ULS called upon all individuals and authorities to respect academic freedom and, more broadly, the right to freedom of thought, conscience, and belief guaranteed under the Constitution.

Oundo assured that the ULS will closely monitor the situation to ensure that due process of law is followed and the rights of individuals are protected.

Prof Nawangwe had ordered an investigation into the conduct of exams for First Year law students during the second semester.

Dr Ronald Naluwairo, the acting principal of the School of Law, acknowledged receiving concerns but defended the administration of the examination, which pertained to the course unit L1210 - Principles of Constitutional Law II - and was conducted on May 11.

In response to the controversy, Speaker of Parliament Anita Among urged Makerere University to uphold the students' right to learn and emphasized the importance of respecting the ideals of a free society by avoiding censorship of exam content.

Among, in a statement on X platform, affirmed that freedom of thought, conscience, and belief, which includes academic freedom in educational institutions, is inviolable.

"In this free society, freedom of expression, including academic freedom protected by Article 29(1)(b), must be guaranteed and treated as sacred," she affirmed.

Among acknowledged reports of disciplinary actions against lecturers at Makerere University School of Law in relation to an exam question that referenced her and a parliamentary session. She emphasised that Parliament welcomes public scrutiny, which she believes is essential for a robust and representative legislature.
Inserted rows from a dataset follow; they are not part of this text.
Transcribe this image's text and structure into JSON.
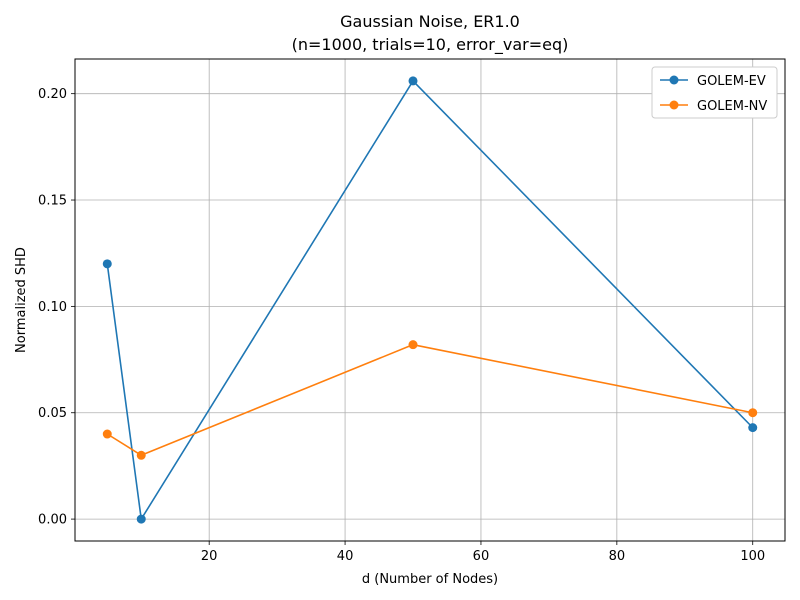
{
  "chart_data": {
    "type": "line",
    "title": "Gaussian Noise, ER1.0",
    "subtitle": "(n=1000, trials=10, error_var=eq)",
    "xlabel": "d (Number of Nodes)",
    "ylabel": "Normalized SHD",
    "x": [
      5,
      10,
      50,
      100
    ],
    "xlim": [
      0.25,
      104.75
    ],
    "ylim": [
      -0.0103,
      0.2163
    ],
    "xticks": [
      20,
      40,
      60,
      80,
      100
    ],
    "yticks": [
      0.0,
      0.05,
      0.1,
      0.15,
      0.2
    ],
    "xtick_labels": [
      "20",
      "40",
      "60",
      "80",
      "100"
    ],
    "ytick_labels": [
      "0.00",
      "0.05",
      "0.10",
      "0.15",
      "0.20"
    ],
    "grid": true,
    "legend_position": "top-right",
    "series": [
      {
        "name": "GOLEM-EV",
        "color": "#1f77b4",
        "values": [
          0.12,
          0.0,
          0.206,
          0.043
        ]
      },
      {
        "name": "GOLEM-NV",
        "color": "#ff7f0e",
        "values": [
          0.04,
          0.03,
          0.082,
          0.05
        ]
      }
    ]
  }
}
The controversial exam in question challenged First Year students in the School of Law with current affairs using a satirical essay that depicted Speaker Anita Among confronting recent sanctions imposed by the UK government.
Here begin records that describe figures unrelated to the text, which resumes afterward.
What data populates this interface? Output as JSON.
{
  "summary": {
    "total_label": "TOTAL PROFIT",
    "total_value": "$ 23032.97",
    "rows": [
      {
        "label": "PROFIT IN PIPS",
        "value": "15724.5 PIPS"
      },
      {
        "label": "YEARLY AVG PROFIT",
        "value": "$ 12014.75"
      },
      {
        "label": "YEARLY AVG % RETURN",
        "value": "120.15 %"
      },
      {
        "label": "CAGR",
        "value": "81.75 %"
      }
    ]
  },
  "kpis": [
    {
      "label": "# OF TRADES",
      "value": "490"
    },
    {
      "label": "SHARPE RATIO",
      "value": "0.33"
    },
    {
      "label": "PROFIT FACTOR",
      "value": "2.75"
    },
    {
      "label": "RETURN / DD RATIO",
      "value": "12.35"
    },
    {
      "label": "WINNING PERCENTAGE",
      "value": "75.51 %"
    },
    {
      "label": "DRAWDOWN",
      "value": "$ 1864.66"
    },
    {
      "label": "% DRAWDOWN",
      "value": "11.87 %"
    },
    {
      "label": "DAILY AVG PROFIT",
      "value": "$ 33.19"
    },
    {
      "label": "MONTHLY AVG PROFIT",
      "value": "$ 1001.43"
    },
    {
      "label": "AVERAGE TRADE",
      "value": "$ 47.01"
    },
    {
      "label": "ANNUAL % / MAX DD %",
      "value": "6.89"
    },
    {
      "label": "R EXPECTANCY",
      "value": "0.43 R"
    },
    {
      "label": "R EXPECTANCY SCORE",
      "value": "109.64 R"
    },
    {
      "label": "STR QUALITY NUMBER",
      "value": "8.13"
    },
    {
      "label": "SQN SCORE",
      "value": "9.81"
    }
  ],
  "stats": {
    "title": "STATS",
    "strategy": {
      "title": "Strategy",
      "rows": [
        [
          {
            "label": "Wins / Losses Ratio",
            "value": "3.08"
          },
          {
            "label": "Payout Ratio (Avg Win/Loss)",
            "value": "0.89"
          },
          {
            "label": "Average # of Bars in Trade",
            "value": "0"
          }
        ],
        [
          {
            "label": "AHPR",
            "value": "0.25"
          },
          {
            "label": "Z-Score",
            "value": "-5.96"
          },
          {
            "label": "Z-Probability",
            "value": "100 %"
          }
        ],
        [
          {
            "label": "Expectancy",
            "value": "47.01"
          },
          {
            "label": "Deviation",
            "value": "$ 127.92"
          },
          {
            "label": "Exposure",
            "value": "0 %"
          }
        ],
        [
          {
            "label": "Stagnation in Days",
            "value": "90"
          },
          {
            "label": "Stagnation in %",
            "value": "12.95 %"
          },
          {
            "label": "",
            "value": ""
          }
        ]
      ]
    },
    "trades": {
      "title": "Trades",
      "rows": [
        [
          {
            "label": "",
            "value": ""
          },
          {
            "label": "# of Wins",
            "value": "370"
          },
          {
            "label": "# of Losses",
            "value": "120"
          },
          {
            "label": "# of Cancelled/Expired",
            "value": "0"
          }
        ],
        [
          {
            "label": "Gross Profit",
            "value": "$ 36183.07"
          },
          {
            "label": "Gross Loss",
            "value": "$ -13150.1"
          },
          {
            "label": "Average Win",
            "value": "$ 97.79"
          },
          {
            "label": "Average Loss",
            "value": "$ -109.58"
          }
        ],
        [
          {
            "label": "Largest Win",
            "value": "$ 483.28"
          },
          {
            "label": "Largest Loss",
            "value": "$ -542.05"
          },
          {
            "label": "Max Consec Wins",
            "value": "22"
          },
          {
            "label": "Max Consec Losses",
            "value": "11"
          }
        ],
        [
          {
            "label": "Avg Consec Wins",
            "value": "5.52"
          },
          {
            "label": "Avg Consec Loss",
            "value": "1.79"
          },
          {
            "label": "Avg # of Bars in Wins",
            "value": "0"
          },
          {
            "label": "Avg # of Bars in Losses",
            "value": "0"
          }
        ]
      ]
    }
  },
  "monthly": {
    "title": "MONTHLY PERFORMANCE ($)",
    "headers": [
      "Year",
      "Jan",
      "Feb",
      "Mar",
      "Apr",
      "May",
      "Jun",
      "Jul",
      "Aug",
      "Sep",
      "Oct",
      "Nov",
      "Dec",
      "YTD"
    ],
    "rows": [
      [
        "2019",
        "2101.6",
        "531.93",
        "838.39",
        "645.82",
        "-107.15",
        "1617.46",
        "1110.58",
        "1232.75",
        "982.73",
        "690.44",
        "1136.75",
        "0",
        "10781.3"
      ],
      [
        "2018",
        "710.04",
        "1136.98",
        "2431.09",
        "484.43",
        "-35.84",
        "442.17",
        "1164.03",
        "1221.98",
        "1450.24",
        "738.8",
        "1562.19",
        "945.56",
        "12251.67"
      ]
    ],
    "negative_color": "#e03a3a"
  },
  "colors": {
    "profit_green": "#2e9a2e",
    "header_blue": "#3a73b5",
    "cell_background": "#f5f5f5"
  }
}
The satirical essay listed clauses from a fictional bill, including a ban on unfavorable comments about the Speaker of Parliament and empowering the speaker to recommend individuals for prosecution to the Director of Public Prosecutions (DPP).

Encouraging students to provide concise and well-thought-out answers, the examiner further parodied the speaker's exchange with the Leader of the Opposition, who had raised concerns about the draconian bill.